Covid tolerance homeowners could get foreclosure repayment

Millions of Americans took advantage of the suspension of payments and mortgage tolerance programs, both lenders and the federal government, due to the Covid-19 pandemic last year. But as these emergency programs begin to end this year, the Office of Consumer Financial Protection wants to establish guarantees to ensure millions of families are not forced to foreclose.

One year after the pandemic, nearly 2.5 million homeowners remain enrolled in some type of tolerance program, according to data from the Association of Mortgage Banks for the week of March 21, 2020. Although, with these programs underway, about 5% of homeowners are currently delinquent on their mortgages, the MBA found in its latest report.

This could increase exponentially as tolerance programs begin to end this fall.

“Emergency protections for homeowners will begin to expire later this year and in the fall, a flood of borrowers will need the assistance of their trustees,” CFPB Acting Director Dave Uejio said Monday. “The CFPB proposes changes to mortgage service rules that ensure administrators and borrowers have the tools and time to work together to prevent avoidable, life-threatening foreclosures, rip off children, and inflict more costs on those who are less able to bear them “.

To help homeowners who have been left behind on their mortgages, the CFPB proposes a new rule that would establish a “temporary period of prior review of Covid-19 emergency mortgage foreclosure” that would essentially prevent mortgage administrators start the foreclosure process until after December 31, 2021.

This new review period would add to existing rules that prevent loan administrators from initiating the foreclosure process until a homeowner completes more than 120 days with the loan.

Many of the current tolerance programs were established under the CARES Act last year and apply to federally supported loans offered through agencies such as Fannie Mae, Freddie Mac, the Federal Housing Administration and the Department of Housing and Urban Development. Private lenders and administrators also established their own tolerance programs. The rule proposed by the CFPB would cover all homeowners, including those with mortgages through private lenders such as banks.

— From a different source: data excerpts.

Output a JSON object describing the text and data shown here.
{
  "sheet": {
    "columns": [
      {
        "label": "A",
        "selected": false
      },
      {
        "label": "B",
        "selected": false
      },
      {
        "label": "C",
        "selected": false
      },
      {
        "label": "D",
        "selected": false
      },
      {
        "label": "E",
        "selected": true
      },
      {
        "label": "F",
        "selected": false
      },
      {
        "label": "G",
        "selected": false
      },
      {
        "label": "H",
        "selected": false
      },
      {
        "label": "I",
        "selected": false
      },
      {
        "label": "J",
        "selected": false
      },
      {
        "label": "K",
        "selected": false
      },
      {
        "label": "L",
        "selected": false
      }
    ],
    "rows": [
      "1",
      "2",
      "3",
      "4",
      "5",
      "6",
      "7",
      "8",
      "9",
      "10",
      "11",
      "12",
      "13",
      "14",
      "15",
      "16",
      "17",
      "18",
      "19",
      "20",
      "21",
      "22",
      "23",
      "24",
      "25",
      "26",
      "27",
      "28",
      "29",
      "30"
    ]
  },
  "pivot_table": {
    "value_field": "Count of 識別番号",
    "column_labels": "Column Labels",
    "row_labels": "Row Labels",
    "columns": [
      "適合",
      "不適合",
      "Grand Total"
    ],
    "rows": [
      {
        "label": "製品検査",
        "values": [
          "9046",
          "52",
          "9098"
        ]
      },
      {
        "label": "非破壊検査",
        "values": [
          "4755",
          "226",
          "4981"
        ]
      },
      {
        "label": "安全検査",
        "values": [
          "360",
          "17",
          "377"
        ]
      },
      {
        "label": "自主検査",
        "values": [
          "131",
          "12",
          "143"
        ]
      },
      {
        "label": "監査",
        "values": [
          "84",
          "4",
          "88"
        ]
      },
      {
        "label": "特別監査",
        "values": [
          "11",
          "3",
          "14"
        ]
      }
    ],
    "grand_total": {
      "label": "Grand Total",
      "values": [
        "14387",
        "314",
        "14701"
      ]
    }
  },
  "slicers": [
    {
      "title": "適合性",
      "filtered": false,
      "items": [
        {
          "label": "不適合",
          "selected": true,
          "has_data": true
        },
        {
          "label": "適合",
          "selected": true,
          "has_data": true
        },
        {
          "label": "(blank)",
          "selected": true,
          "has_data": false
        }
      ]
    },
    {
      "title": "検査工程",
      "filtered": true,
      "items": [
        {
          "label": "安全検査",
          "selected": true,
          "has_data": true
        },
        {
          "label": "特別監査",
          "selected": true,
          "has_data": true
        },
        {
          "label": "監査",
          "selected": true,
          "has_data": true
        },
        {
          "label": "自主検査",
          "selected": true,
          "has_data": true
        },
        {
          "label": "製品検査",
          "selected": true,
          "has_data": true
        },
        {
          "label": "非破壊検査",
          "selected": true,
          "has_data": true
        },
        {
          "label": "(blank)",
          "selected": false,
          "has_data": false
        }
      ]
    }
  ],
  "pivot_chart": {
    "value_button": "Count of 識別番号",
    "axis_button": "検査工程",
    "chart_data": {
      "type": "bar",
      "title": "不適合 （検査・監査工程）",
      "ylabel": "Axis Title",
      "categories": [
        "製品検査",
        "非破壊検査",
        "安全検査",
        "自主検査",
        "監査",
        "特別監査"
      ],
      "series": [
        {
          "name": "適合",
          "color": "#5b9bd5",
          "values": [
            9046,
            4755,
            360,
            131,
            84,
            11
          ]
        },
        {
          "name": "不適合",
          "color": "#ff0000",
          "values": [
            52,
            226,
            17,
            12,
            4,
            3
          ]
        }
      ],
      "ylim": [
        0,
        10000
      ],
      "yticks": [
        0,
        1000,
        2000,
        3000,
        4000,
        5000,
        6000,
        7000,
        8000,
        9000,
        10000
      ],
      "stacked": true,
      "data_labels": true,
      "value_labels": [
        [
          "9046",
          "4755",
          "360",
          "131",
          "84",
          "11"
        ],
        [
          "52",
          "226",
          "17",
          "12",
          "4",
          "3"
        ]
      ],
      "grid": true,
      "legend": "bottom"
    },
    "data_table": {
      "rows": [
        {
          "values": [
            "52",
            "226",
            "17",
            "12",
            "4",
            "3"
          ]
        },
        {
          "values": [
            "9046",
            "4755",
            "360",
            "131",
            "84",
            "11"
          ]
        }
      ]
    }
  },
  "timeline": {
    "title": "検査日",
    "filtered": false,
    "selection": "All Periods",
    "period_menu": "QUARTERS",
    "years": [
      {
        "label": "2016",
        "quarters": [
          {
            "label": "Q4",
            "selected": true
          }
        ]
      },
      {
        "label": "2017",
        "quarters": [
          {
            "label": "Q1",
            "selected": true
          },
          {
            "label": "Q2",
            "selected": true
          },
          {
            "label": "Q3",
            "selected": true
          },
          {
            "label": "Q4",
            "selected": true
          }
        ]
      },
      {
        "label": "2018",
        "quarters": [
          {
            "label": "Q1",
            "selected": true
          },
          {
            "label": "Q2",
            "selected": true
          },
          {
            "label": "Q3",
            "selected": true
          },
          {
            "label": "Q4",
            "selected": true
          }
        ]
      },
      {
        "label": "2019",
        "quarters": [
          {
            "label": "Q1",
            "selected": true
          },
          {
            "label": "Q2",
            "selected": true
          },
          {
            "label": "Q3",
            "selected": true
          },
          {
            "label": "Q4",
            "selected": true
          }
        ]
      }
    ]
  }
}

The CFPB plan released on Monday is currently a proposal. The agency is seeking public comment until May 11 before issuing a final rule.

In addition to requiring mortgage administrators to complete a review period, the CFPB also proposes a simplified loan modification process, which typically allows homeowners to request a reduction in the interest rate on the loan, extend the term of the loan, and / or reduce your monthly payments. .

The streamlined process would allow technical services to offer some loan modification options based on incomplete applications. Borrowers typically have to submit a myriad of documents (including proof of income, such as pay stubs, tax returns, and recent bank statements) before an administrator can make a decision.

Streamlining the process would allow service agents to receive less heavy payments from homeowners more quickly, CFPB says. The expedited process would only be available for loan modification options that do not increase homeowners ’monthly payments, extend the term of the mortgage for more than 40 years, or charge any commission.

In February, President Joe Biden ordered federal housing regulators to extend mortgage tolerance programs for an additional six months and extend foreclosure relief programs to an extent that covered 70% of mortgages for foreclosures. detached houses in the USA

Morgages backed by Fannie Mae or Freddie Mac, as well as the Department of Veterans Affairs (VA), the Department of Agriculture (USDA) and the FHA announced that they are expanding their tolerance programs to 18 months. For homeowners who applied for registration in March and April 2020, it means these programs will expire in September and October.